The country teams agree on the importance of anchoring Adaptive Social Protection in national policies and building on existing systems as well as involving different levels of government – the best prospect for ownership and sustainability. They also confirm the importance of a functional, inter-operable social registry in each country as a priority: An up-to-date social registry can provide the most effective and equitable basis for allocating the international support that can be expected to remain necessary for the foreseeable future.
Participants underline the importance of regional coordination through existing organs such as the Comité permanent Inter-Etats de Lutte contre la Sécheresse au Sahel (CILSS) and its Early Warning System. Another example is the Sahel Alliance founded in 2017 by Germany, France, the European Union and other multilateral and bilateral partners for the purpose of promoting resilience in these five countries.
Participants said that the workshops helped them to harmonise their perspectives on Adaptive Social Protection and to move towards ‘speaking with one voice’ to ensure that ASP measures are credible and sustainable, with national governments firmly ‘in the driver’s seat’.
Adaptive Social Protection is an incremental and iterative process
In their concluding words, the workshop organisers underlined that ASP must be seen as an incremental and iterative process. The various shock-responsive approaches, system elements and harmonised tools developed at a technical and operational level in a context as difficult and insecure as the Sahel need to be complemented by visionary national leadership in order to be effective. The dialogue with governments needs to aim at a broader understanding of social protection in general and Adaptive Social Protection in particular as part of a social contract between government and population.

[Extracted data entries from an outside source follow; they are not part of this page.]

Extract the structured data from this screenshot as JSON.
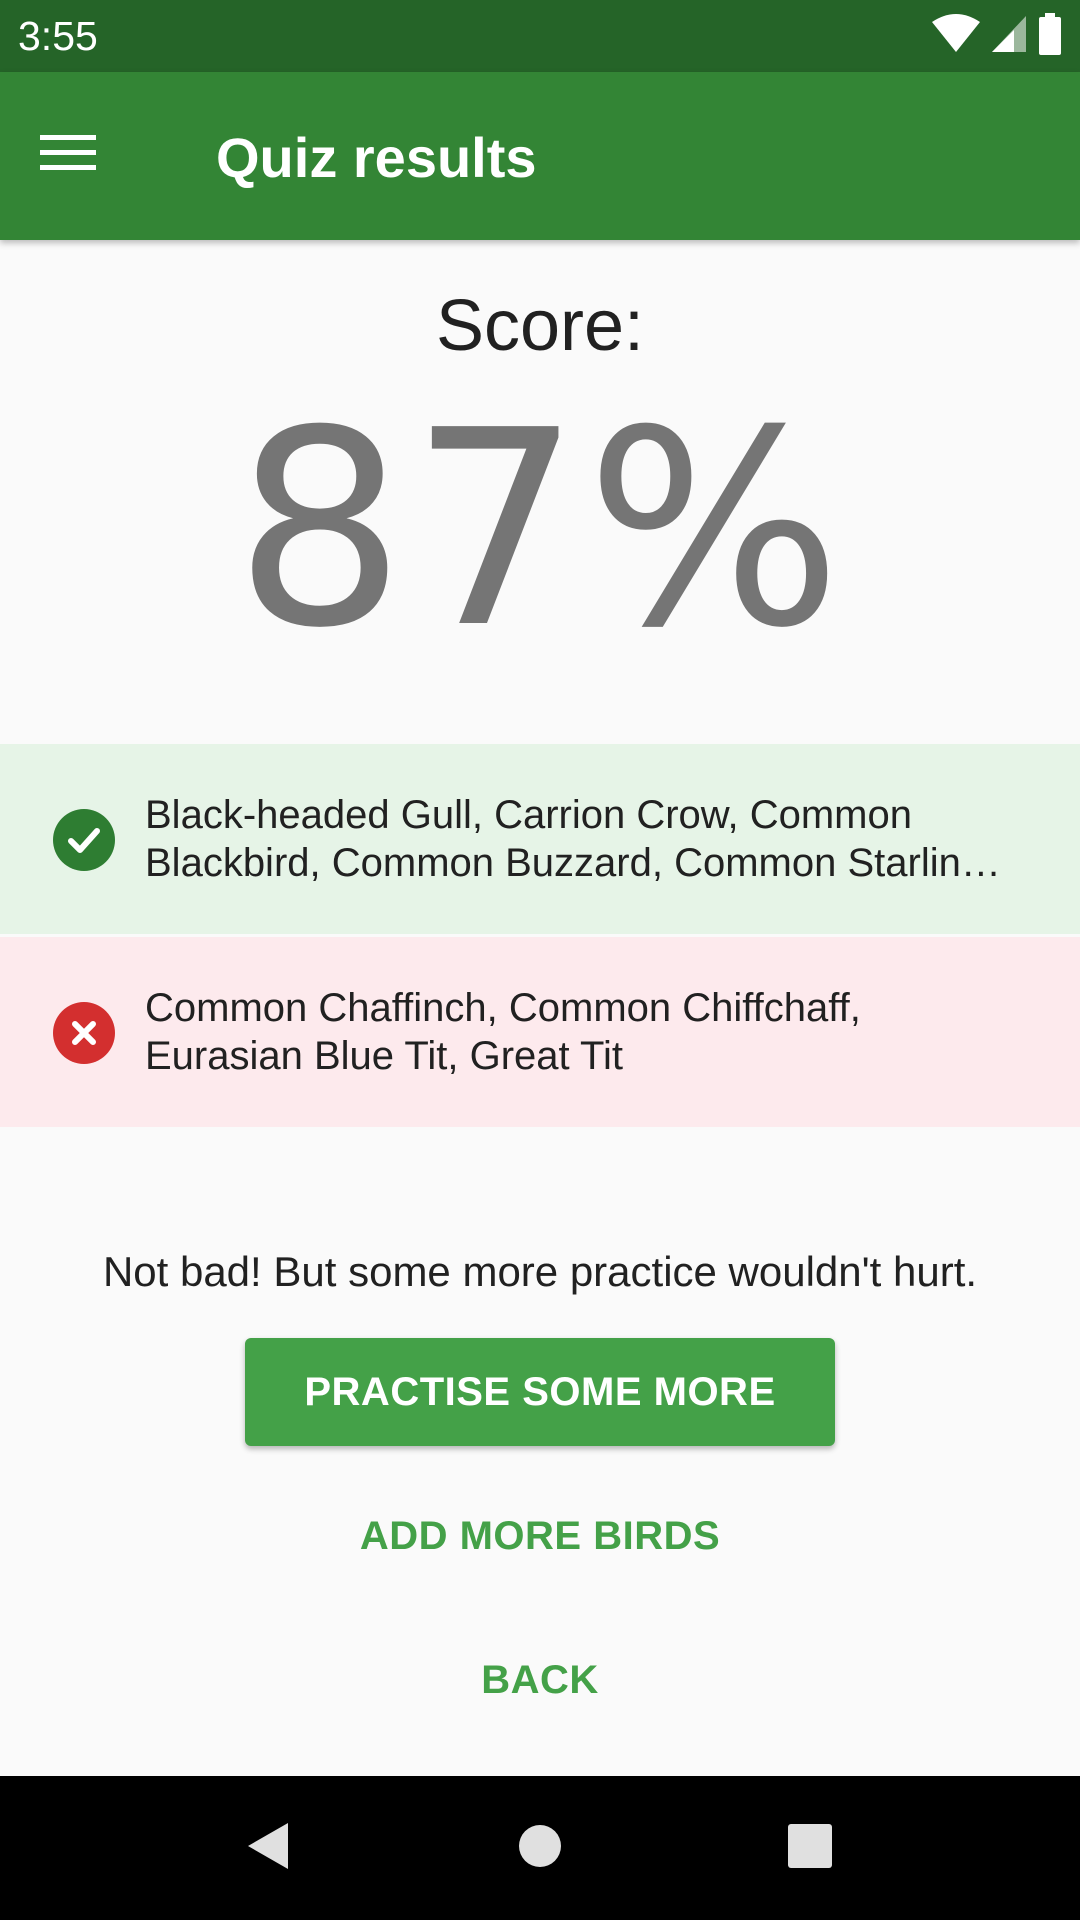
{
  "status_bar": {
    "time": "3:55",
    "icons": [
      "wifi-icon",
      "cell-signal-icon",
      "battery-icon"
    ]
  },
  "app_bar": {
    "menu_icon": "menu-icon",
    "title": "Quiz results"
  },
  "score": {
    "label": "Score:",
    "value": "87%"
  },
  "results": {
    "correct": {
      "icon": "check-circle-icon",
      "text": "Black-headed Gull, Carrion Crow, Common Blackbird, Common Buzzard, Common Starlin…"
    },
    "wrong": {
      "icon": "x-circle-icon",
      "text": "Common Chaffinch, Common Chiffchaff, Eurasian Blue Tit, Great Tit"
    }
  },
  "message": "Not bad! But some more practice wouldn't hurt.",
  "buttons": {
    "practise": "PRACTISE SOME MORE",
    "add_birds": "ADD MORE BIRDS",
    "back": "BACK"
  },
  "nav": {
    "back_icon": "nav-back-icon",
    "home_icon": "nav-home-icon",
    "recent_icon": "nav-recent-icon"
  },
  "colors": {
    "status_bar": "#256428",
    "app_bar": "#338535",
    "accent": "#44a148",
    "correct_bg": "#e6f4e7",
    "wrong_bg": "#fdeaed",
    "correct_icon": "#2e7d32",
    "wrong_icon": "#d32f2f"
  }
}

All partners agreed that sustained coordination among bilateral partners and the implementing UN agencies is key to ensure that all continue to ‘speak with one voice’ in support of national government policies. Likewise, country to country learningto share experiences appears crucial, and participants called for regular meetings to continue such exchange.
In the wake of this series of workshops, BMZ plans to commission a major study to support this joint learning process aimed at optimising synergies between contributing partners, regional anchoring of Adaptive Social Protection through the Sahel Alliance and dialogue that supports government engagement and leadership.